4- Kaygı-endişe-korku: Hasta ve/veya ailesinde, bu sorunun tüm yaşamınızı ve kısıtlayıp sınırladığı ve her an sağlığınızın tehdit altında olduğu düşüncesi gibi takıntıların oluşturduğu duygulardır. Bu olumsuz duygular, hastalık ve yapılması gerekenler konusunda daha detaylı bilgi edindikçe ve hastalıkla başa çıkma becerisi geliştirdikçe kendiliğinden azalmaya başlayacaktır. Örneğin; insülin alan bir şeker hastası, doktorun verdiği program dahilinde iğnelerini uyguladığında, hastalığı ile çok daha kolay başa çıktığını ve hastalığın kendi kontrolü altına girdiğini gördükçe ve yaşadıkça, bu konudaki kaygı ve korkuları giderek azalacaktır.

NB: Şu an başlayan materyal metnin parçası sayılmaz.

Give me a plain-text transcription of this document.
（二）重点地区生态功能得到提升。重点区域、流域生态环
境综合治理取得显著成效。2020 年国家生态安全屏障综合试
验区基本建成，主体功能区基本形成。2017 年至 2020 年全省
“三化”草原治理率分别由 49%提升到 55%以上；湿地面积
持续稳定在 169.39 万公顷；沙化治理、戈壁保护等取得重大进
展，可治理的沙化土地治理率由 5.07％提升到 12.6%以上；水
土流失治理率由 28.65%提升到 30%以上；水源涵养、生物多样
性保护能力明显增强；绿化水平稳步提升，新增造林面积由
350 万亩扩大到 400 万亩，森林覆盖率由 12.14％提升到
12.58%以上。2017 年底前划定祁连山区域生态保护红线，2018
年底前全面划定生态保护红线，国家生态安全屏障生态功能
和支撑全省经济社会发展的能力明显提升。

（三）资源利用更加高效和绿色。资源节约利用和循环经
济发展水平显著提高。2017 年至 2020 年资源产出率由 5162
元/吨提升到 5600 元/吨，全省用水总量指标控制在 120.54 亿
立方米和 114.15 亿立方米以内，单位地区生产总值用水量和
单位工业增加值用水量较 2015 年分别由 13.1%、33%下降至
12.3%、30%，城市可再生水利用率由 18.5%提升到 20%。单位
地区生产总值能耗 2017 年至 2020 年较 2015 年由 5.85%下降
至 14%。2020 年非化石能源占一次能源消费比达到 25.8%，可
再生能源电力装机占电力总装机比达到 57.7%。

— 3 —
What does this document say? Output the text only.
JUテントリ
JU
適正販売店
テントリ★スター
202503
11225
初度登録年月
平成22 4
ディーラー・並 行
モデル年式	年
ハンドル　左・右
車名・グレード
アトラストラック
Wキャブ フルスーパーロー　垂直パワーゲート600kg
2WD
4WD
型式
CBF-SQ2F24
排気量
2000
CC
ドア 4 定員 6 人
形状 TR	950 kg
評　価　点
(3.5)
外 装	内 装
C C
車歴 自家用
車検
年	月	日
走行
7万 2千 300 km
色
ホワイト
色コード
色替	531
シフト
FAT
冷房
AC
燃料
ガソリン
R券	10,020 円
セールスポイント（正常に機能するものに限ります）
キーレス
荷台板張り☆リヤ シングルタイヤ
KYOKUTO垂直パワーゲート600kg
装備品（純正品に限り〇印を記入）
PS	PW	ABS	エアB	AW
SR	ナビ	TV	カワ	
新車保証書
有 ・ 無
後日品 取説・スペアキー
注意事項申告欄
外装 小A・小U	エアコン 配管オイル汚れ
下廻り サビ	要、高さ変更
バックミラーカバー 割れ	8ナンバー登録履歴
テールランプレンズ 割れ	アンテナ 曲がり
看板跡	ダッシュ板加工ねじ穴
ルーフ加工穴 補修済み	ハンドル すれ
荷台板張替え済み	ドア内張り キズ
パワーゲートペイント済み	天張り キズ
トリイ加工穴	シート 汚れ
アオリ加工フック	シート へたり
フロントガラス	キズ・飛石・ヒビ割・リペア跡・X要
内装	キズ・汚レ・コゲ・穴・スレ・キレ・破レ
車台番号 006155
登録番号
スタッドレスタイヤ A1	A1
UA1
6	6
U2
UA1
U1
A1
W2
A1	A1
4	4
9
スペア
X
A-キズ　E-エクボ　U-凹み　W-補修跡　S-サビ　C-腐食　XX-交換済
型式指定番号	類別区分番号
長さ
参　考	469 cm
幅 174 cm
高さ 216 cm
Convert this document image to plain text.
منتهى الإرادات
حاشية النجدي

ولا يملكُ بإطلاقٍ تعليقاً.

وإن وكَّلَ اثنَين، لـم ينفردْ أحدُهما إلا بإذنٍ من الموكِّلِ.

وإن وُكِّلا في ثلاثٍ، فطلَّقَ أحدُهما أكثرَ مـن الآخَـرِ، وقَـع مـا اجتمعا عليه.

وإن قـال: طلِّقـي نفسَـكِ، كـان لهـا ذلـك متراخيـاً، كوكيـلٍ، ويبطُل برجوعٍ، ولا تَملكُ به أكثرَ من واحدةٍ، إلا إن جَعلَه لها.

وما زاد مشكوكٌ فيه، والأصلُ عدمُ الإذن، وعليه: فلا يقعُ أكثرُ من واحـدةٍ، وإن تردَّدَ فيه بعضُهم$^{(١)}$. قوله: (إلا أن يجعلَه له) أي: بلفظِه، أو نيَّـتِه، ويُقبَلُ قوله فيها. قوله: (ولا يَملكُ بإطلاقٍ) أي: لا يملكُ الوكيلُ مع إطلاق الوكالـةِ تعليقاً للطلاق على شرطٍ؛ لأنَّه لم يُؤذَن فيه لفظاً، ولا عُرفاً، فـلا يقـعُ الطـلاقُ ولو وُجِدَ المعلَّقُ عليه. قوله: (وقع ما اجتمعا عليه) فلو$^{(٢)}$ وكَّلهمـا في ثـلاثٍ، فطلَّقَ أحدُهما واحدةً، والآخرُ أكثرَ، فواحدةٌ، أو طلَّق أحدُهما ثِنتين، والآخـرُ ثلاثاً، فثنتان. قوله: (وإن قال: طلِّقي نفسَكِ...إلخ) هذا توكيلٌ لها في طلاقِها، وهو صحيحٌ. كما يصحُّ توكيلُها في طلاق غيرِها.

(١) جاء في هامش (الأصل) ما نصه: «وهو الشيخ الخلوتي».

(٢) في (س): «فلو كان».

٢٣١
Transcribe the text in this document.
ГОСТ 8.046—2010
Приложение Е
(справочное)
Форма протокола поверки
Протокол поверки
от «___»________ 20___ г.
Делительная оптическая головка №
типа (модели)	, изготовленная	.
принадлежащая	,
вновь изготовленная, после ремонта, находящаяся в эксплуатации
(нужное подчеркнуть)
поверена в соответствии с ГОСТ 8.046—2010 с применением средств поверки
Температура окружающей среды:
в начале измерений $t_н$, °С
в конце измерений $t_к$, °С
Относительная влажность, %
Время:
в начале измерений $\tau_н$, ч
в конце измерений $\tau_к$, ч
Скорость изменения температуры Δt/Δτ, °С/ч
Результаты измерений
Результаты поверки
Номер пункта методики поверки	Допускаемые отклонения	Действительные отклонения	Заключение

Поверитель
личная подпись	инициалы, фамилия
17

5- Kabul ve uyum: Bu aşamadaki anahtar cümle "Bu sorunla yaşamak durumundayım ve elimden geleni en iyi şekilde yapmaya hazırımdır". Bu aşamada artık hastalık kabullenilmiş, hastalık "düşman" olmaktan çıkmış ve "birlikteliğe" dönüşmüştür. Hastalığı için elinden gelenin en iyisini yapan birinin psikolojisi, hasta olmayandan farklı değildir.